Note also that the methods that we implemented here are likely to undergo several developments in the future. Our simulation approach was based indeed on a strictly neutral model, without any selective pressure. However, it has been shown that positive selection (Schrider et al. 2016), as well as background and purifying selection (Ewing and Jensen 2016; Pouyet et al. 2018; Johri et al. 2021), have an impact on demographic inferences. Therefore, while it is difficult for other approaches such as composite-likelihood and SMC-based methods to account for selection explicitly, methods developed in this study could naturally be extended to models that incorporate these selective effects, allowing for a more comprehensive assessment of their impact on demographic inferences.

Similarly, we simulated sequences with even mutation and recombination rates, and without sequencing errors. A relaxation of these assumptions could also be explored (see e.g., Boitard et al. 2016; Jay et al. 2019). We further point out that while all demographic inference methods are sensitive to model assumptions, simulation-based approaches including ABC methods are also sensitive to simulation misspecification. Since the prediction of demographic parameters is restricted to predefined prior bounds, it is essential to ensure that these bounds are set carefully, without being too restrictive. An additional area of focus could be to investigate how these methods perform for model selection, often a preliminary step to parameter estimation.

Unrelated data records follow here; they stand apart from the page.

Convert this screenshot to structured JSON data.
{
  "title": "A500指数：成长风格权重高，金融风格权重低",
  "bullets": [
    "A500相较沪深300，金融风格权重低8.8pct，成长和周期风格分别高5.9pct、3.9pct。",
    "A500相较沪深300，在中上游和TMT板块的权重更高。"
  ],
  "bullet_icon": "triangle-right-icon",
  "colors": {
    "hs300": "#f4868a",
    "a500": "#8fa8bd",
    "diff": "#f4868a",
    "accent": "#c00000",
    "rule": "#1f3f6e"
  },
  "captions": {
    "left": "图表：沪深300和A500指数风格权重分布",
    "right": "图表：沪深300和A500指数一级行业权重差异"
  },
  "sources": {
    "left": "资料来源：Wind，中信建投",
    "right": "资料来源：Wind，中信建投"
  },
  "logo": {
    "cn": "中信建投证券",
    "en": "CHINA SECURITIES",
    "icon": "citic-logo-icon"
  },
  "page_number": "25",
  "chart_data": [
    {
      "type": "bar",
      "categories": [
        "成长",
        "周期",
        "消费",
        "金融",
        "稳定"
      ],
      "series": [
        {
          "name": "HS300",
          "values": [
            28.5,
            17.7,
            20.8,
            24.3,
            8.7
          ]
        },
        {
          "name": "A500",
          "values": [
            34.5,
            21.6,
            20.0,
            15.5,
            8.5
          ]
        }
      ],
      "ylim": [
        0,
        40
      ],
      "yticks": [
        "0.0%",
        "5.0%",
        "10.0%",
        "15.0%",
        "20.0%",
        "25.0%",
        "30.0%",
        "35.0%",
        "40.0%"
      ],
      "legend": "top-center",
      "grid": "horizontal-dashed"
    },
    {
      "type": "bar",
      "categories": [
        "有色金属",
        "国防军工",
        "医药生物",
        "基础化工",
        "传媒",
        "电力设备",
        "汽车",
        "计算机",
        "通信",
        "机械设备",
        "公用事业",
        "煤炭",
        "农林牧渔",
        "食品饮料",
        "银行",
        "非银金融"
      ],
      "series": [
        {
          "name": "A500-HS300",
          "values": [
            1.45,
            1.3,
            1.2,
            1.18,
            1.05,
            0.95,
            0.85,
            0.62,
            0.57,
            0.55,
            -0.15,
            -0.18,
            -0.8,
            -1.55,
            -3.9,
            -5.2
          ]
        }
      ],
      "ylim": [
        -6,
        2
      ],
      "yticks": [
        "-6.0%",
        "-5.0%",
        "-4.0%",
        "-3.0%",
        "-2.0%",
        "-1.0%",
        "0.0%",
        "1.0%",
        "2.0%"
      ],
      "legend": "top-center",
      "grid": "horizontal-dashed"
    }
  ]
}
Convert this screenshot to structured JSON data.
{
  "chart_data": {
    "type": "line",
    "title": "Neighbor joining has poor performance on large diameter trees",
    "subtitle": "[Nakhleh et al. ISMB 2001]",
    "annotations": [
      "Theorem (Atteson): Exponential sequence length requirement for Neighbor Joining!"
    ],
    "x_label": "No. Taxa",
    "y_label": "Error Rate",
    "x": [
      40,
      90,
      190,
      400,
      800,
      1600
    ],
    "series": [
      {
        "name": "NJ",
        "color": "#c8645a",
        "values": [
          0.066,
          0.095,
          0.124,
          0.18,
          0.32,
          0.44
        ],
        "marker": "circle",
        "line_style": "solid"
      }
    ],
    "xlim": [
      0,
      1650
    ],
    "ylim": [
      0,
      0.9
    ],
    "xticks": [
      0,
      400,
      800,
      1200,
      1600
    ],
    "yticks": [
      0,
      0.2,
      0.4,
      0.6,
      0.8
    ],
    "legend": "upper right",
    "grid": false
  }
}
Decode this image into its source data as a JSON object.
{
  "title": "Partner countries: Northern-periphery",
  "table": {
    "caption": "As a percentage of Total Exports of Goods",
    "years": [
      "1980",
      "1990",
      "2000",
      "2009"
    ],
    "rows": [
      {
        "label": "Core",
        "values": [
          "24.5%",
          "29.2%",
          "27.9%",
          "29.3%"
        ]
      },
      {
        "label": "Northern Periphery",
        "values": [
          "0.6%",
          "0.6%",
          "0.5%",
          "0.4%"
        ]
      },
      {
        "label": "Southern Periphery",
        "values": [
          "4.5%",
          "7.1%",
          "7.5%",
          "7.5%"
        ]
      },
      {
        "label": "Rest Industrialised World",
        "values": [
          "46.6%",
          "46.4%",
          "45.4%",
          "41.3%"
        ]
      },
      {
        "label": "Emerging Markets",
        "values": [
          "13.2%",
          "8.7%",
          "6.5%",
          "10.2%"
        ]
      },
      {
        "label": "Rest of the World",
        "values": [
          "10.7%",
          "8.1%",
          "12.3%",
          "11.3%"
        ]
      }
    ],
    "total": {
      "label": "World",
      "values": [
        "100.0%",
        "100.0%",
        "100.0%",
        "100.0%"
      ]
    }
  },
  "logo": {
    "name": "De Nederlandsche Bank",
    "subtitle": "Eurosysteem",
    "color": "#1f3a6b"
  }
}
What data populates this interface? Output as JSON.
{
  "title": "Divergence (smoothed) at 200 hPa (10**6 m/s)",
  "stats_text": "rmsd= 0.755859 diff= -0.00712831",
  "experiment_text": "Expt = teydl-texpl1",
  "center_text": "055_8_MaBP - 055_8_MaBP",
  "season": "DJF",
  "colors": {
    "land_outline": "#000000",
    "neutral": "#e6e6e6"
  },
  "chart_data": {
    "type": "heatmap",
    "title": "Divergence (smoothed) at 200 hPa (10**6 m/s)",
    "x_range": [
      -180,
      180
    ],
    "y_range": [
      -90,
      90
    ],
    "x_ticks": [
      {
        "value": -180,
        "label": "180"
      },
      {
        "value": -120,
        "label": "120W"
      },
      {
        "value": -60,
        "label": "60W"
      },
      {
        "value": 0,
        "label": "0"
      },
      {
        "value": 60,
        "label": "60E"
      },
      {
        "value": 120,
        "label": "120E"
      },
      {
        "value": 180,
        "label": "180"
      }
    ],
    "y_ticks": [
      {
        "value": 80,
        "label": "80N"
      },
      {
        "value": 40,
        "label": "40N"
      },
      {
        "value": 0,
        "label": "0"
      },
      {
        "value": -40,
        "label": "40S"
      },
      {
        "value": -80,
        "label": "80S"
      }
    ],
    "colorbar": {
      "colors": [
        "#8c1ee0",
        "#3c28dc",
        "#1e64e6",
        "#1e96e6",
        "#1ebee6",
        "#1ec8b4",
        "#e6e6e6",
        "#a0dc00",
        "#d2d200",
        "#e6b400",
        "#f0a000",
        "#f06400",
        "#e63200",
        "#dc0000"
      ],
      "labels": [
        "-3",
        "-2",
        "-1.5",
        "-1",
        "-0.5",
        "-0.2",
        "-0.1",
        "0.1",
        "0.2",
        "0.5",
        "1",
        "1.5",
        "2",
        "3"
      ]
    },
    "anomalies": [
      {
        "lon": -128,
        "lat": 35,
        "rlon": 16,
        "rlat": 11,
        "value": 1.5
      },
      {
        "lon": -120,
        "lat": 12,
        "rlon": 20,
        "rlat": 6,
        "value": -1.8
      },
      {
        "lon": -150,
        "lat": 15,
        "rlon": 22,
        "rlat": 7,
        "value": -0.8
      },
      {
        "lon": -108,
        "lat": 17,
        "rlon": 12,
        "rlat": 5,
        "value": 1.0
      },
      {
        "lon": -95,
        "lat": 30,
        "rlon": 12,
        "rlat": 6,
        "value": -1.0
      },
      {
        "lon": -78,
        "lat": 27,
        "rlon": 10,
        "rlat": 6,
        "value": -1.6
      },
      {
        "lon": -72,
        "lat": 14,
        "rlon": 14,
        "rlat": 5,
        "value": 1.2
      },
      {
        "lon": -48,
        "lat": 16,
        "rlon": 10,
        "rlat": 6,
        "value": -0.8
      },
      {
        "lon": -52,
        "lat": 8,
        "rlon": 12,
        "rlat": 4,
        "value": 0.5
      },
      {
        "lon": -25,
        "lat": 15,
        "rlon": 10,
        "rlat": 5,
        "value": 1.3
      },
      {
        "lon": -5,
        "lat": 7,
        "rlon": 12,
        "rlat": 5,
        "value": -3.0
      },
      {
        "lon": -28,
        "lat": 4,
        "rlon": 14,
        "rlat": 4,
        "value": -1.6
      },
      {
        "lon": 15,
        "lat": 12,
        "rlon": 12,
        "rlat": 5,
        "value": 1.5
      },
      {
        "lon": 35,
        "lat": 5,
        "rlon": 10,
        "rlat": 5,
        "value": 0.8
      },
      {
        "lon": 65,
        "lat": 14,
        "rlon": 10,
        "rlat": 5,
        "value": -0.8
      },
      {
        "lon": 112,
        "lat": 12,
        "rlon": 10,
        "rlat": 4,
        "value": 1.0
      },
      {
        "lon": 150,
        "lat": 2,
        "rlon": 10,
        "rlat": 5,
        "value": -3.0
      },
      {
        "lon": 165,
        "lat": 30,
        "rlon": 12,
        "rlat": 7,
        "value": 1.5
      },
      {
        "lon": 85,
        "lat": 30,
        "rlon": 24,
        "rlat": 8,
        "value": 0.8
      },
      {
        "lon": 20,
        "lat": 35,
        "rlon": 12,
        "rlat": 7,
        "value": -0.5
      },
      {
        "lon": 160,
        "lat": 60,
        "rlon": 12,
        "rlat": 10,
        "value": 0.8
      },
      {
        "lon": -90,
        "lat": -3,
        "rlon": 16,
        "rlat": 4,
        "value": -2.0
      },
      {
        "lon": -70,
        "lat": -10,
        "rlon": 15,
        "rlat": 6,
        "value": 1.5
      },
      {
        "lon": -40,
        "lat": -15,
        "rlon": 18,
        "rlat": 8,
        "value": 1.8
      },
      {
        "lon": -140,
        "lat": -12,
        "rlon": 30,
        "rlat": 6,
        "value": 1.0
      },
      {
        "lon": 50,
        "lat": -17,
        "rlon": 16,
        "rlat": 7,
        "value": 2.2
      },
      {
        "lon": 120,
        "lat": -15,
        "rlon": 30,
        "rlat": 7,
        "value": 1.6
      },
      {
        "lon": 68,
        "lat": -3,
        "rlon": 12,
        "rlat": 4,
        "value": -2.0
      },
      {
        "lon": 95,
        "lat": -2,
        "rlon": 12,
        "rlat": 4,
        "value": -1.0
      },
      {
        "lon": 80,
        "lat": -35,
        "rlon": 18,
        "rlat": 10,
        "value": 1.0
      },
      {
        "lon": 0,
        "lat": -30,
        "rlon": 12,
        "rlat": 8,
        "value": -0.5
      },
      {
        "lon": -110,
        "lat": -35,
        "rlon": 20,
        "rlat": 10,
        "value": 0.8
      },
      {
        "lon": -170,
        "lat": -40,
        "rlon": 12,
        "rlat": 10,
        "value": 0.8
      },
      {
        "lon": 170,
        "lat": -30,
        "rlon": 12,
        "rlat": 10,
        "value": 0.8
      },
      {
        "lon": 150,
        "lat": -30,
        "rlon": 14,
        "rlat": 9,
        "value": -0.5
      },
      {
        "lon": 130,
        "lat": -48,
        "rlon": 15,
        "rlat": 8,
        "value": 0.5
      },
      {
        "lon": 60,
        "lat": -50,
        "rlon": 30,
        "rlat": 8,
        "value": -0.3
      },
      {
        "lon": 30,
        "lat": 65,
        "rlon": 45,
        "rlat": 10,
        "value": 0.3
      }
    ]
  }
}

Finally, even if we showed here the high predictive power of our methods, we suggest to compare their efficiency with that of methods that rely on the direct application of deep learning methods to raw genomic data, in order to infer demographic (Sanchez et al. 2021) or selection events (Flagel et al. 2019; Torada et al. 2019). By learning more complex patterns from the data that may not be captured by summary statistics devised beforehand, these methods may prove particularly effective in case of complex demographic models. However, as they do not benefit from the guidance provided by the summary statistics, it is necessary to compare their performances with those of methods such as the ones that we developed here, as carried out by Sanchez et al. (2021) for the estimation of the effective size of a population over time. In this context, they showed that current neural networks yielded accurate predictions without requiring handcrafted features, but summary statistics were already compelling if carefully optimizing the inference model.